Sensory Processing Difficulties

What is sensory processing?

We have our five main senses everyone is familiar with- seeing, smelling, tasting, touching, and hearing. We also have vestibular, proprioceptive, and interoceptive senses.

  • Vestibular sense is our sense of movement. It is housed in our inner ear, helps us regulate our muscle tone and balance, and helps us coordinate our bodies.
  • Proprioceptive sense, which helps us figure out where our bodies are in space. We get this information through our joints and our muscles. "Heavy work" is a term used to describe deep impact to our joints and muscles; we can achieve this impact through jumping, crashing, climbing, or repetitive movements, like running. Our proprioceptive sense helps us to regulate our emotions and behaviors.
  • Interoceptive sense, which is our awareness of what’s going on inside our bodies. This includes determining certain feelings such as hunger, thirst, pain, or fatigue

Everyday, we continuously take in a variety of sensory information, process it, and determine how to respond to it. This is called sensory modulation. This information is closely tied to our arousal level and ability to participate in our daily tasks. While most of us do this with little thought or awareness, some children have a difficult time processing the sensory information that is received from their environment and can respond to that information in atypical ways. Children who cannot appropriately respond to sensory information often have difficulties because their thresholds for tolerating and/or accepting sensory input vary.

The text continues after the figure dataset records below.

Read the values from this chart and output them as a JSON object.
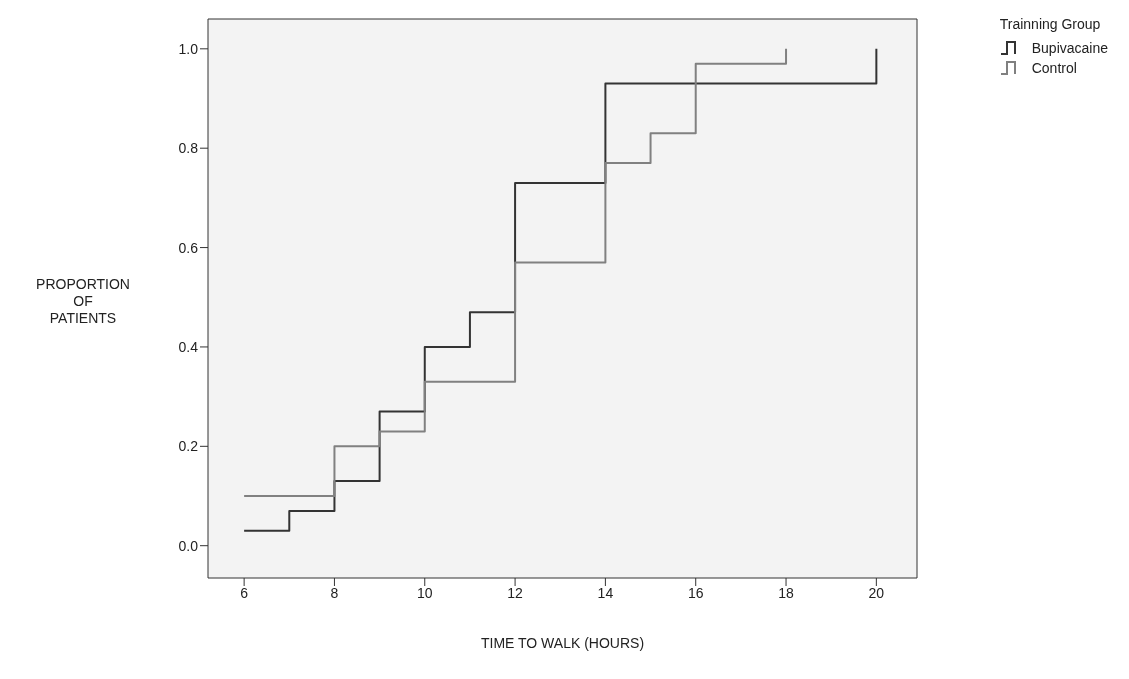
{
  "chart_data": {
    "type": "step",
    "xlabel": "TIME TO WALK (HOURS)",
    "ylabel": "PROPORTION OF PATIENTS",
    "legend_title": "Trainning Group",
    "legend": "top right",
    "series": [
      {
        "name": "Bupivacaine",
        "color": "#333333",
        "x": [
          6,
          7,
          8,
          9,
          10,
          11,
          12,
          14,
          20
        ],
        "values": [
          0.03,
          0.07,
          0.13,
          0.27,
          0.4,
          0.47,
          0.73,
          0.93,
          1.0
        ]
      },
      {
        "name": "Control",
        "color": "#808080",
        "x": [
          6,
          8,
          9,
          10,
          12,
          14,
          15,
          16,
          18
        ],
        "values": [
          0.1,
          0.2,
          0.23,
          0.33,
          0.57,
          0.77,
          0.83,
          0.97,
          1.0
        ]
      }
    ],
    "xlim": [
      5.2,
      20.9
    ],
    "xticks": [
      6,
      8,
      10,
      12,
      14,
      16,
      18,
      20
    ],
    "ylim": [
      -0.065,
      1.06
    ],
    "yticks": [
      {
        "value": 0,
        "label": "0.0"
      },
      0.2,
      0.4,
      0.6,
      0.8,
      {
        "value": 1,
        "label": "1.0"
      }
    ],
    "grid": false,
    "marker": "none",
    "line_style": "solid"
  }
}
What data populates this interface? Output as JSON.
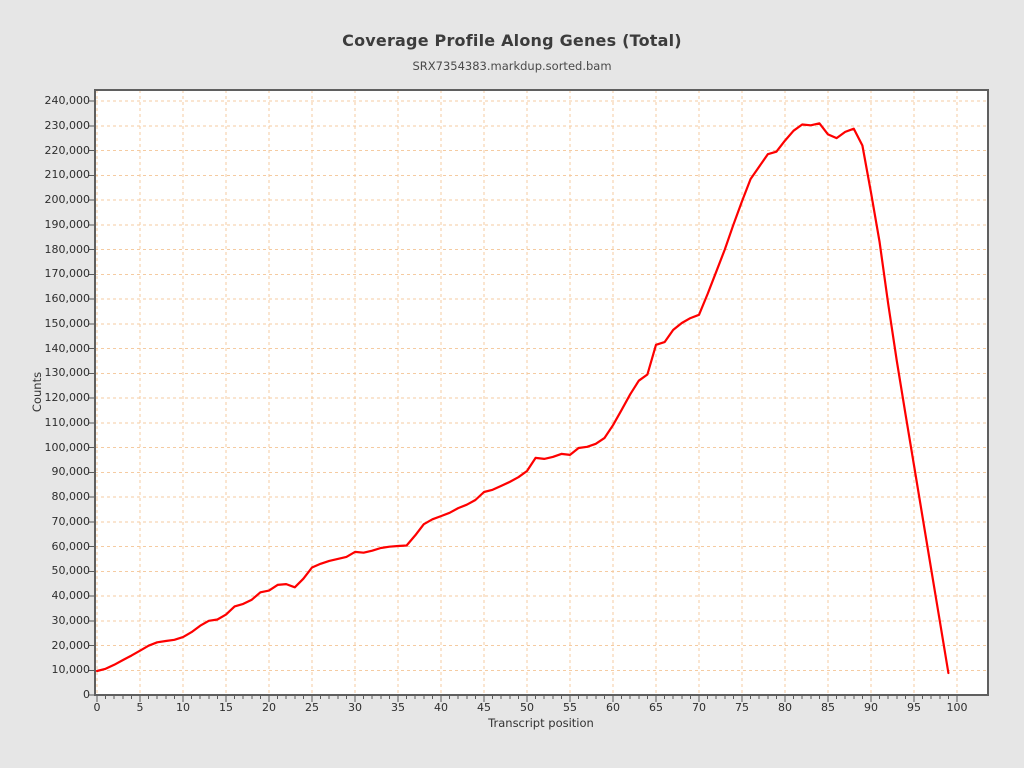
{
  "title": "Coverage Profile Along Genes (Total)",
  "subtitle": "SRX7354383.markdup.sorted.bam",
  "colors": {
    "page_background": "#e6e6e6",
    "plot_background": "#ffffff",
    "plot_border": "#5f5f5f",
    "grid": "#f5cba1",
    "tick": "#5a5a5a",
    "line": "#fe0000",
    "text": "#333333"
  },
  "chart_data": {
    "type": "line",
    "title": "Coverage Profile Along Genes (Total)",
    "subtitle": "SRX7354383.markdup.sorted.bam",
    "xlabel": "Transcript position",
    "ylabel": "Counts",
    "xlim": [
      0,
      100
    ],
    "ylim": [
      0,
      240000
    ],
    "grid": true,
    "grid_style": "dashed",
    "legend_position": "none",
    "x_ticks": [
      0,
      5,
      10,
      15,
      20,
      25,
      30,
      35,
      40,
      45,
      50,
      55,
      60,
      65,
      70,
      75,
      80,
      85,
      90,
      95,
      100
    ],
    "y_ticks": [
      0,
      10000,
      20000,
      30000,
      40000,
      50000,
      60000,
      70000,
      80000,
      90000,
      100000,
      110000,
      120000,
      130000,
      140000,
      150000,
      160000,
      170000,
      180000,
      190000,
      200000,
      210000,
      220000,
      230000,
      240000
    ],
    "series": [
      {
        "name": "Total coverage",
        "color": "#fe0000",
        "x_start": 0,
        "x_step": 1,
        "values": [
          9700,
          10600,
          12200,
          14100,
          15900,
          17900,
          19900,
          21300,
          21800,
          22300,
          23400,
          25400,
          28000,
          30000,
          30500,
          32500,
          35800,
          36800,
          38500,
          41500,
          42200,
          44500,
          44800,
          43500,
          47000,
          51500,
          53000,
          54200,
          55000,
          55800,
          57800,
          57500,
          58300,
          59400,
          59900,
          60200,
          60400,
          64500,
          69000,
          71000,
          72300,
          73600,
          75500,
          76900,
          78800,
          82000,
          82900,
          84500,
          86100,
          88000,
          90500,
          95800,
          95400,
          96200,
          97400,
          97000,
          99800,
          100300,
          101500,
          103800,
          109000,
          115200,
          121500,
          127000,
          129500,
          141500,
          142600,
          147500,
          150300,
          152300,
          153600,
          162000,
          171000,
          180000,
          190000,
          199500,
          208500,
          213500,
          218500,
          219500,
          224000,
          228000,
          230500,
          230200,
          231000,
          226500,
          225000,
          227500,
          228800,
          222000,
          203000,
          183000,
          158000,
          135000,
          113700,
          92800,
          71800,
          50800,
          29900,
          8900
        ]
      }
    ]
  }
}
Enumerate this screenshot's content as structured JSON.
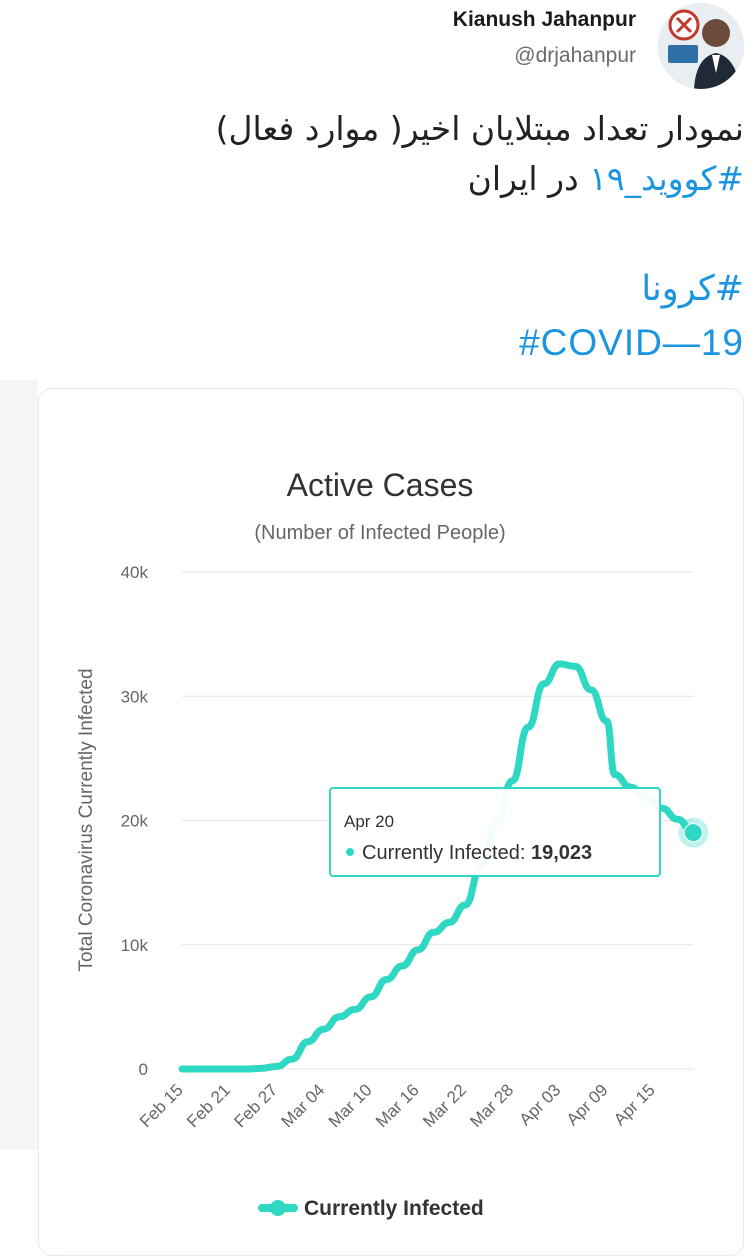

What are sensory thresholds?

We can think of our sensory system as a cup. The average person has an 8 ounce cup, which they can fill up and empty out throughout the day efficiently. They can easily keep their cup from overflowing because the average amount of sensory input is just right for them. However, some children have a 12 ounce cup, and the normal amount of sensory information doesn’t feel like enough. These children need more sensory information from their environment to be able to stay calm and ready to learn and participate. On the other hand, some kids may have a 4 ounce cup, and the normal amount of sensory information is really overwhelming. These children need help developing coping strategies to regulate their sensory systems more often so that they can appropriately soothe themselves to maintain appropriate levels of emotional response and focus to get through their day.


What are some signs of sensory processing difficulties?

Sensory difficulties can exist on their own, or in conjunction with other conditions. Is your child…

  • Extra active or a very fast mover
  • Unaware of their own strength (easily breaks toys or plays too rough with others)
  • Frequently touching people and objects
  • Frequently chewing on non-food items
  • Seemingly unaware of personal space
  • Avoidant of touch and physical contact
  • Defensive towards clothes and certain textures
  • Nervous around playground equipment
  • Avoidant of getting messy
  • Appearing to be in their own world
  • Frequently missing their name being called or directions spoken to them
  • Unaware of messy hands or twisted clothes
  • Frequently unpredictable
  • A very selective and anxious eater


If my child has sensory processing difficulties, what will treatment look like?

Occupational therapy sessions will focus on regulating the sensory system, which is part of the nervous system. Regulating activities can include a variety of different modalities. What works to regulate one child doesn’t always work for the next, so a variety of sensory supports will be used. Your child’s occupational therapist will also give you suggestions for home to carry over the sensory input they are getting during their sessions.